Colors indicate the number of times a block occurs. Blocks that appear in red are core blocks that are found in every chromosome, while black blocks are only present in a few strains. We used the --no-duplication flag in the export command, which excludes duplicated blocks from the exported graph. This simplifies the visualization, which would otherwise be highly "tangled-up" by these duplications.

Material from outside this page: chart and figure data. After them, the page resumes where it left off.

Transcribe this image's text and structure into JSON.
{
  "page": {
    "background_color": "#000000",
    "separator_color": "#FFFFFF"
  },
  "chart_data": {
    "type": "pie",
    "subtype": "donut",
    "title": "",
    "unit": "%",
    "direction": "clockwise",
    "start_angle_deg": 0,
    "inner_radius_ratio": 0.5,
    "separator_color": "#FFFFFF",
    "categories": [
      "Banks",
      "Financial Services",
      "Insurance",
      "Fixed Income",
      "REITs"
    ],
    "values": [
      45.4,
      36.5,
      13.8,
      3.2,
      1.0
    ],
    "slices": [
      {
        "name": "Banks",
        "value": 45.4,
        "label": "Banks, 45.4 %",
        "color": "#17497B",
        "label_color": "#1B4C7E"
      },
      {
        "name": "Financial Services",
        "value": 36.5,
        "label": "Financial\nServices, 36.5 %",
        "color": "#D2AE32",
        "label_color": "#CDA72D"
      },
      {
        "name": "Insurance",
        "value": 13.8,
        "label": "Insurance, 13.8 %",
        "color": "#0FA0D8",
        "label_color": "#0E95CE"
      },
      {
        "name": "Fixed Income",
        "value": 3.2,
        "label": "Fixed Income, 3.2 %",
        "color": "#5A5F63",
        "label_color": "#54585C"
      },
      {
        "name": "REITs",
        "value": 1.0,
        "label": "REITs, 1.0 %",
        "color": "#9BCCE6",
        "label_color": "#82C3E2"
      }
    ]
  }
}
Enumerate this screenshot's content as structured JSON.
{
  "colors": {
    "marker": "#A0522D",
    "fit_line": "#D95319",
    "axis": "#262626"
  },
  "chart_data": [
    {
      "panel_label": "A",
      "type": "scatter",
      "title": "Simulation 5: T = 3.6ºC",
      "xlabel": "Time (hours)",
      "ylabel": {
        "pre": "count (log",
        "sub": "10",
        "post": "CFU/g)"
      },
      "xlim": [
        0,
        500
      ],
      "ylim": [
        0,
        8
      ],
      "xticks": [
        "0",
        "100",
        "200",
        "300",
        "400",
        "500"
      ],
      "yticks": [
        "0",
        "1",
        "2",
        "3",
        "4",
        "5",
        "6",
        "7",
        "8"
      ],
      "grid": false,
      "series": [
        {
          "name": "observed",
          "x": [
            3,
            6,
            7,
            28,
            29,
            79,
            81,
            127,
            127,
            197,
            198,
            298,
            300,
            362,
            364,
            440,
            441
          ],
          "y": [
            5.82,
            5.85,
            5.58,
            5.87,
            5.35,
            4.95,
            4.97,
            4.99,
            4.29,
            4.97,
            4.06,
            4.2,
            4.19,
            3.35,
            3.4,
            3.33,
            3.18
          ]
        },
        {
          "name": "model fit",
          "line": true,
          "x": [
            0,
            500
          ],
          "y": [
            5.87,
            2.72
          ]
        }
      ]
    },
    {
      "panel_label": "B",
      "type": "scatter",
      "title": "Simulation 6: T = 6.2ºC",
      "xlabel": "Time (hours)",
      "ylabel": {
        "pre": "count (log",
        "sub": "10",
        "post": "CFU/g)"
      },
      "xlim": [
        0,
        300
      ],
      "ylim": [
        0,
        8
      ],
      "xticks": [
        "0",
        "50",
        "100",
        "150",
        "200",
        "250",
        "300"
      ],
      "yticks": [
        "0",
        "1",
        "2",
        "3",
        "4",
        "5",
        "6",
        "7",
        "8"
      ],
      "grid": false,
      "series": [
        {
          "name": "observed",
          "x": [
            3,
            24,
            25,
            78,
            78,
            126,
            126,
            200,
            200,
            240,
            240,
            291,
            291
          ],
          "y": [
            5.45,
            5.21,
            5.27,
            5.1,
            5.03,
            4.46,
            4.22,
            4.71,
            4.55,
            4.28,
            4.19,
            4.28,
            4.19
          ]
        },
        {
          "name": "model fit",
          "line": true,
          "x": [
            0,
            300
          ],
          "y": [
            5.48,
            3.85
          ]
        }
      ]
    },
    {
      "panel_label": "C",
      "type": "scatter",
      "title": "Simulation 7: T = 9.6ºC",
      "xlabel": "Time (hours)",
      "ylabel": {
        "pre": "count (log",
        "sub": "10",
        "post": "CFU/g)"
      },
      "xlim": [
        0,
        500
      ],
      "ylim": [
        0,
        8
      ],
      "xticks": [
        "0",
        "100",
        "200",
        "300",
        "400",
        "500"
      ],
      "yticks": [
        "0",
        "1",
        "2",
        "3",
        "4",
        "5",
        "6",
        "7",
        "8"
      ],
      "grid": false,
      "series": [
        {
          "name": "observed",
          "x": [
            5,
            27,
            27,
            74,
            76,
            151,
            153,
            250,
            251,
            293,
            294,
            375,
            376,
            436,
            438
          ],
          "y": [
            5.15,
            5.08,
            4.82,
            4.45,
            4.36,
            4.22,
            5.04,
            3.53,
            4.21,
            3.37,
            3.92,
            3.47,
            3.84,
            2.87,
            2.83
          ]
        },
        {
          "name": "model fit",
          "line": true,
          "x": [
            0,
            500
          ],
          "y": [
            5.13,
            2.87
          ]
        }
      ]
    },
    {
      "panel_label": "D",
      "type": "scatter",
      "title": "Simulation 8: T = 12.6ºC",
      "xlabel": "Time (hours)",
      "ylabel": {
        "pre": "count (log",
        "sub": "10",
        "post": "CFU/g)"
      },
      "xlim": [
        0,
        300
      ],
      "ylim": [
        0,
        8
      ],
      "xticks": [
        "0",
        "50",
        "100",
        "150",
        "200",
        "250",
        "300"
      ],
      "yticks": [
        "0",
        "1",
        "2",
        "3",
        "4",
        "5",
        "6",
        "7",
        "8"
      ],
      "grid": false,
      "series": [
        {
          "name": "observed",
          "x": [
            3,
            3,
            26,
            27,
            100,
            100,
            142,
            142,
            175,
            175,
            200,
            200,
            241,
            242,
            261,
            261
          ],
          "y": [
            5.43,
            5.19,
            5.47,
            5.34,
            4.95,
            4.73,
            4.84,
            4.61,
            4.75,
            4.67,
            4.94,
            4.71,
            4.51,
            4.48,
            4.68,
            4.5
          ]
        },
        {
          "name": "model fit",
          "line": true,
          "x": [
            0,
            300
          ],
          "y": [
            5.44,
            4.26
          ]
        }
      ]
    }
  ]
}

Marginalize the graph on a subset of strains

The full graph might be difficult to interpret. However if we are interested only in relationships between a subset of chromosomes we can use the command marginalize (see Marginalize) to project the pangraph on this set of strains. This "marginalization" operation will remove transitive edges. If two blocks always come one after the other (with same strandedness) in all of the subset of strains one is interested in, these blocks will be merged in a new larger block. This can greatly simplify the pangenome graph, and highlight differences between a particular subset of strains. And it is also computationally much faster than building a new pangraph directly from the sequences of interest.

For this example we will consider the pair of strains NZ_CP013711 and NC_017540.[1] We can marginalize the pangraph on these two strains by running:

pangraph marginalize \
    --strains NZ_CP013711,NC_017540 \
    klebs_pangraph.json > klebs_marginal_pangraph.json

The file klebs_marginal_pangraph.json will contain the new marginalized pangraph. The strains on which one projects are specified with the flag --strains. They must be passed as a comma separated list of sequence ids, without spaces.

producing all pairwise marginalizations

If the command marginalize is executed without specifying particular strains, but providing an output directory with the option --output-path, then it will automatically produce all pairwise marginalizations and save them in the specified directory.

A look at the marginalized pangraph

As done for the main pangraph, we can export the marginalized pangraph in gfa format:

pangraph export \
    --no-duplications \
    --output-directory klebs_export \
    --prefix klebs_marginal_pangraph \
    klebs_marginal_pangraph.json

This will produce the file klebs_export/klebs_marginal_pangraph.gfa which can be visualized with Bandage.

img

As expected the marginalized pangraph contains fewer blocks than the original one (388 vs 1244), and blocks are on average longer (mean length: 14 kbp vs 6 kbp). Blocks that appear in red are shared by both strains, while black blocks are present in only one of the two strains. The pangraph is composed of two stretches of syntenic blocks, which are in contact in a central point. This structure can be understood by comparing the two chromosomes with a dotplot. Using D-Genies on the two sequences[2] we obtain the following:

img

The contact point between the two loops in the pangraph is caused by the fact that the two genomes are composed of two mostly syntenic subsequences (the two loops) but these loops are concatenated with two different strandedness in the two strains. If we were to draw the two paths (relative to the two chromosomes) with different colors on top of the pangraph we would observe something similar to this:

img

  • 1here we consider a marginalization on two strains, but one can marginalize the pangraph on any number of strains.
  • 2to simplify the visualization, the chromosome of strain NZ_CP013711 was reverse-complemented and shifted of ~ 0.1 Mbp, so that most of the matches lay on the diagonal.